又在群裏發了收款碼:畢業照每人300元。
我告訴班長後天要答辯,能不能換個時間。
他卻直接回懟我:“就你一個人的時間是時間嗎,不來滾蛋!”
秉承著合群的想法,我交了錢,千辛萬苦調了時間。
可到了拍照當天,同學卻告訴我:
“畢業照昨天就已經拍完了啊!”
......
我特意換上了新買的襯衫,還認真打理了發型,動身去學校。
可當我頂著烈日趕到操場上時,卻發現一個人也沒有。
我拿出手機,又看了看那條通知。
【後天上午10點,在操場上集合拍畢業照。】
我往下翻了翻,沒有任何關於更改時間的通知。
沒錯啊,可操場上怎麼一個人也沒有。
我不信邪,以為他們可能是怕熱躲在了體育館裏。
怕耽誤時間,我又匆匆趕到體育館裏。
結果體育館裏隻有幾個學弟在打球。
烈日灼心,汗水順著我的後背滑下來,浸濕了我特意為畢業照準備的白襯衫。
精心打理過的發型此刻也塌了下來,幾縷頭發狼狽地粘在額頭上。
我忍無可忍,給舍友郭曉峰撥去了電話。
“喂,子言?”郭曉峰的聲音裏帶著幾分心虛。
“曉峰,你們在哪?畢業照改時間了嗎?為什麼操場一個人都沒有?”
我盡量控製著自己的聲音不要發抖。
電話那頭沉默了幾秒。
“那個......子言,其實......我們昨天就拍完了。

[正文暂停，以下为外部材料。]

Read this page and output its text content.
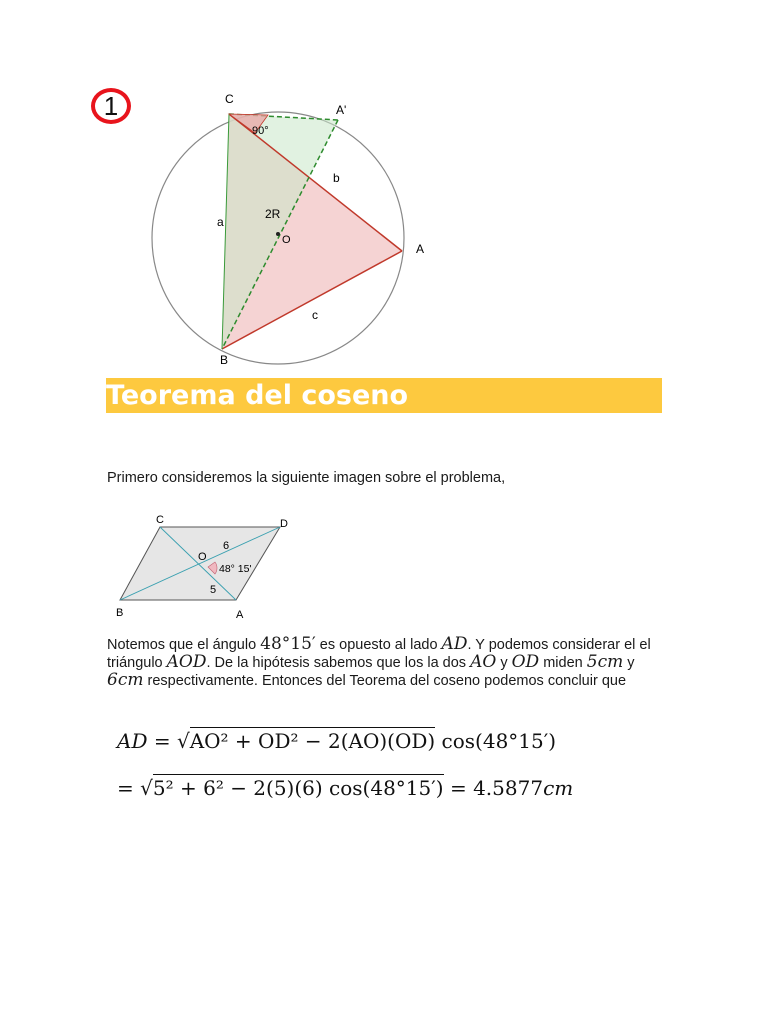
1	C
A'
90°
b
2R
O
a
A
c
B
Teorema del coseno
Primero consideremos la siguiente imagen sobre el problema,
C	D
O
6
48° 15'
5
B	A
Notemos que el ángulo 48°15′ es opuesto al lado AD. Y podemos considerar el el triángulo AOD. De la hipótesis sabemos que los la dos AO y OD miden 5cm y 6cm respectivamente. Entonces del Teorema del coseno podemos concluir que
AD = √AO² + OD² − 2(AO)(OD) cos(48°15′)
= √5² + 6² − 2(5)(6) cos(48°15′) = 4.5877cm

”
“昨天?”
我的聲音陡然提高,引得附近幾個學生朝我這邊看過來,“可是班長明明說今天......”
“崔浩然後來又在小群裏通知改時間了,他可能......忘了拉你進去。”
郭曉峰的聲音越來越小。
我握著手機的手開始發抖。
又是這樣。
自從大二那次班級活動我拒絕了崔浩然不合理的分攤費用後,我就成了他們班委小團體排擠的對象。
但這次太過分了,畢業照是一輩子隻有一次的事情。
“那我的300塊錢呢?”我咬著嘴唇問道。
“這個......你得問崔浩然。”郭曉峰匆匆說了句“還有事”就掛斷了電話。
我站在原地,感覺全身的血液都衝向了頭頂。
300元對我來說也不是小數目,是我兼職打工三天的工資。
更讓我心痛的是,畢業紀念冊上永遠不會有我的身影。
而全班同學都會記得——齊子言,那個連畢業照都沒來拍的怪胎。
我深吸一口氣,點開了崔浩然的微信頭像。
聊天記錄還停留在它凶巴巴的“不來滾蛋”。
我打字的手指因為憤怒而微微顫抖:“班長,為什麼畢業照改時間沒有通知我?我已經交了錢,為什麼沒有我的份?”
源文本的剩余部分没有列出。